I managed to delete the real mail I would like to reply to.
This is, at least in the same thread ....

In a message of Mon, 02 Nov 2015 01:27:23 +1100, "Steven D'Aprano" writes
a reply to Michael Overtoon:

> Users are inclined to ignore alerts, dialogs and error messages, and
> applications try very, very hard to reinforce that tendency.

http://ux.stackexchange.com/questions/4518/should-alert-boxes-be-avoided-at-any-cost

(ok posting of question.)

> Good to see that IDLE is going to continue that fine old tradition of
> degrading usability for the sake of a quick and easy non-solution to a
> problem.

I think you owe Michael an apology.
Winning an argument on  'I should I get it my way because I can come up with
a pithy and condescending way to phrase my objection to what you
want to do' seems morally bankrupt to me.  Ditto on the idea of bashing
him just because he is handy and the world is a bad place for you right 
now.  It hardly counts as a technical reason for or against the issuing
of warnings in idle, or the more severe 'not allowing you to save'.
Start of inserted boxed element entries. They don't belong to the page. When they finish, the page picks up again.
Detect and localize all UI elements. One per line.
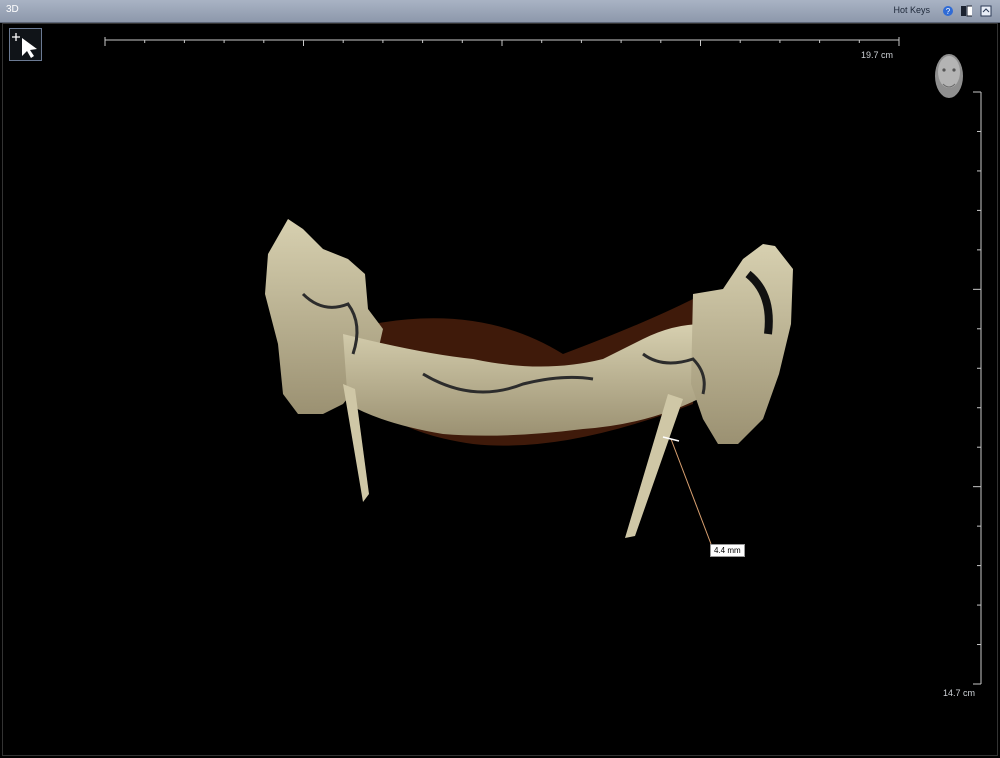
mandible-3d-render [265, 219, 793, 538]
vertical-scale-ruler [973, 91, 982, 685]
3d-viewport[interactable]: 19.7 cm 14.7 cm 4.4 mm [2, 23, 998, 756]
measurement-label: 4.4 mm [710, 544, 745, 557]
distance-measurement[interactable] [662, 436, 712, 545]
volume-render-canvas [104, 37, 982, 685]
export-icon[interactable] [980, 5, 992, 17]
svg-text:?: ? [946, 7, 951, 16]
window-titlebar: 3D Hot Keys ? [0, 0, 1000, 23]
layout-icon[interactable] [960, 5, 972, 17]
horizontal-scale-ruler [104, 37, 900, 46]
horizontal-scale-label: 19.7 cm [861, 50, 894, 60]
window-title: 3D [6, 4, 19, 15]
vertical-scale-label: 14.7 cm [943, 688, 976, 698]
hot-keys-link[interactable]: Hot Keys [893, 5, 930, 15]
help-icon[interactable]: ? [942, 5, 954, 17]
head-orientation-icon[interactable] [935, 54, 963, 98]
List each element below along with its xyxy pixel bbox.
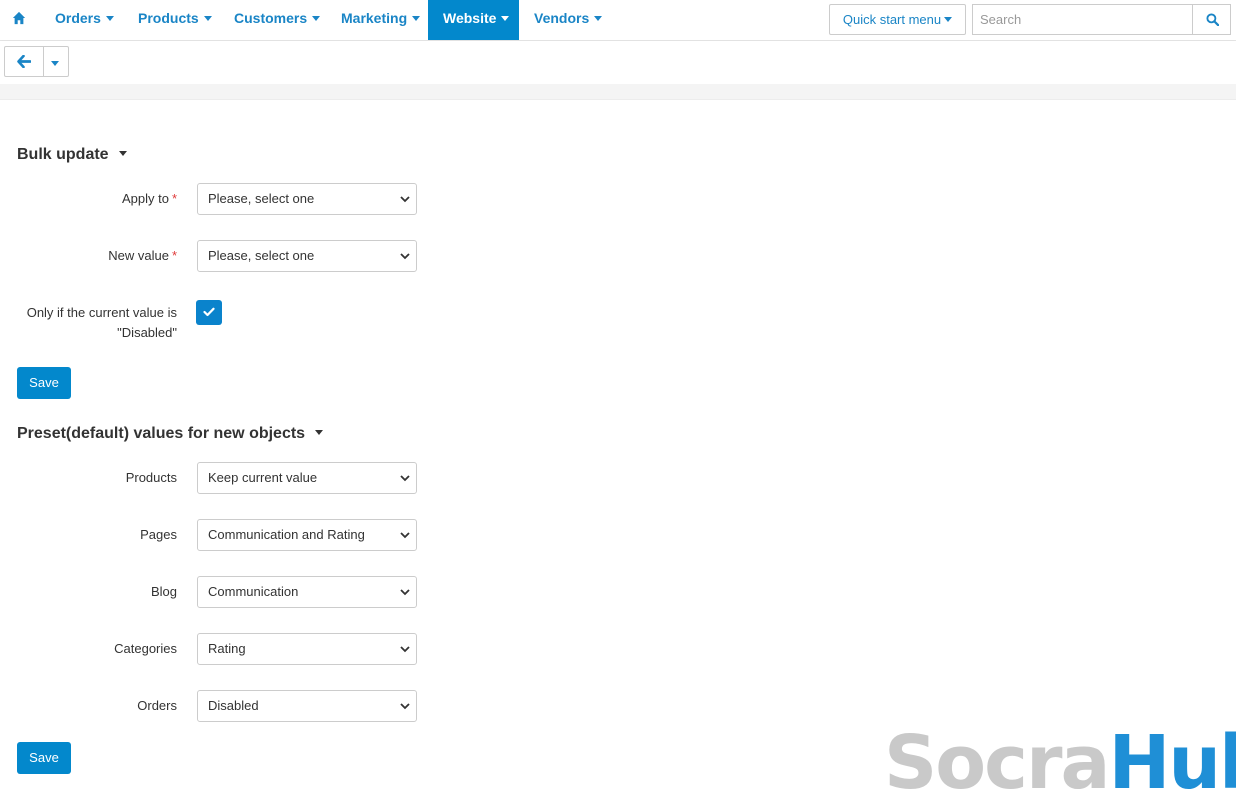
- arrow-left-icon: [17, 55, 31, 68]
- blog-label: Blog: [150, 584, 177, 599]
- nav-products-label: Products: [138, 10, 199, 26]
- blog-value: Communication: [208, 584, 299, 599]
- new-value-value: Please, select one: [208, 248, 315, 263]
- chevron-down-icon: [594, 15, 603, 21]
- quick-start-menu-button[interactable]: Quick start menu: [829, 4, 966, 35]
- orders-value: Disabled: [208, 698, 259, 713]
- categories-value: Rating: [208, 641, 246, 656]
- nav-customers[interactable]: Customers: [234, 0, 321, 40]
- products-label: Products: [125, 470, 177, 485]
- chevron-down-icon: [400, 253, 410, 260]
- required-asterisk: *: [171, 248, 177, 263]
- orders-select[interactable]: Disabled: [197, 690, 417, 722]
- new-value-label: New value *: [108, 248, 177, 263]
- new-value-label-text: New value: [108, 248, 169, 263]
- watermark-part1: Socra: [884, 720, 1110, 798]
- nav-marketing-label: Marketing: [341, 10, 408, 26]
- search-icon: [1206, 13, 1219, 26]
- chevron-down-icon: [400, 589, 410, 596]
- bulk-update-title: Bulk update: [17, 146, 109, 163]
- bulk-update-header[interactable]: Bulk update: [17, 146, 127, 164]
- nav-products[interactable]: Products: [138, 0, 212, 40]
- chevron-down-icon: [312, 15, 321, 21]
- chevron-down-icon: [400, 196, 410, 203]
- nav-orders[interactable]: Orders: [55, 0, 114, 40]
- quick-start-label: Quick start menu: [842, 12, 942, 27]
- nav-website[interactable]: Website: [428, 0, 519, 40]
- watermark-part2: Hub: [1108, 720, 1236, 798]
- only-if-disabled-label: Only if the current value is "Disabled": [26, 305, 177, 340]
- apply-to-value: Please, select one: [208, 191, 315, 206]
- preset-values-header[interactable]: Preset(default) values for new objects: [17, 425, 324, 443]
- chevron-down-icon: [118, 151, 127, 157]
- products-select[interactable]: Keep current value: [197, 462, 417, 494]
- required-asterisk: *: [171, 191, 177, 206]
- back-button[interactable]: [5, 47, 44, 76]
- search-button[interactable]: [1192, 4, 1231, 35]
- bulk-save-button[interactable]: Save: [17, 367, 71, 399]
- top-navigation: Orders Products Customers Marketing Webs…: [0, 0, 1236, 41]
- new-value-select[interactable]: Please, select one: [197, 240, 417, 272]
- nav-vendors-label: Vendors: [534, 10, 590, 26]
- search-input[interactable]: [972, 4, 1193, 35]
- apply-to-label-text: Apply to: [121, 191, 169, 206]
- toolbar-divider: [0, 84, 1236, 100]
- pages-value: Communication and Rating: [208, 527, 365, 542]
- categories-select[interactable]: Rating: [197, 633, 417, 665]
- pages-select[interactable]: Communication and Rating: [197, 519, 417, 551]
- nav-marketing[interactable]: Marketing: [341, 0, 421, 40]
- nav-vendors[interactable]: Vendors: [534, 0, 603, 40]
- chevron-down-icon: [203, 15, 212, 21]
- home-icon[interactable]: [12, 11, 26, 25]
- nav-website-label: Website: [443, 10, 497, 26]
- toolbar: [0, 41, 1236, 84]
- nav-orders-label: Orders: [55, 10, 101, 26]
- nav-customers-label: Customers: [234, 10, 308, 26]
- preset-values-title: Preset(default) values for new objects: [17, 425, 306, 442]
- apply-to-label: Apply to *: [122, 191, 177, 206]
- chevron-down-icon: [400, 475, 410, 482]
- chevron-down-icon: [944, 17, 953, 23]
- chevron-down-icon: [51, 61, 59, 66]
- only-if-disabled-checkbox[interactable]: [196, 300, 222, 325]
- chevron-down-icon: [400, 532, 410, 539]
- orders-label: Orders: [137, 698, 177, 713]
- back-dropdown-toggle[interactable]: [44, 47, 68, 76]
- chevron-down-icon: [315, 430, 324, 436]
- chevron-down-icon: [400, 646, 410, 653]
- socrahub-watermark: SocraHub: [884, 722, 1236, 798]
- chevron-down-icon: [105, 15, 114, 21]
- categories-label: Categories: [114, 641, 177, 656]
- chevron-down-icon: [501, 15, 510, 21]
- checkmark-icon: [203, 307, 215, 317]
- products-value: Keep current value: [208, 470, 318, 485]
- chevron-down-icon: [400, 703, 410, 710]
- chevron-down-icon: [412, 15, 421, 21]
- preset-save-button[interactable]: Save: [17, 742, 71, 774]
- blog-select[interactable]: Communication: [197, 576, 417, 608]
- pages-label: Pages: [140, 527, 177, 542]
- back-button-group: [4, 46, 69, 77]
- apply-to-select[interactable]: Please, select one: [197, 183, 417, 215]
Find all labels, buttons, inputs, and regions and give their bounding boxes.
I have a professional carreer based on saying 'do not blather useless
error/warning messages' at people.  I am pretty much always on your
side of the argument.  But, here we are, first time in 22 years, and
I am here arguing in _favour_ of a warning message. :)

I very much want to convince Michael that my warning will be sufficient,
thus preventing people from writing out strings.py is unnecessary.
It's going to be damn hard to do so if he is stung by your 
non-constructive (however brilliant) remark.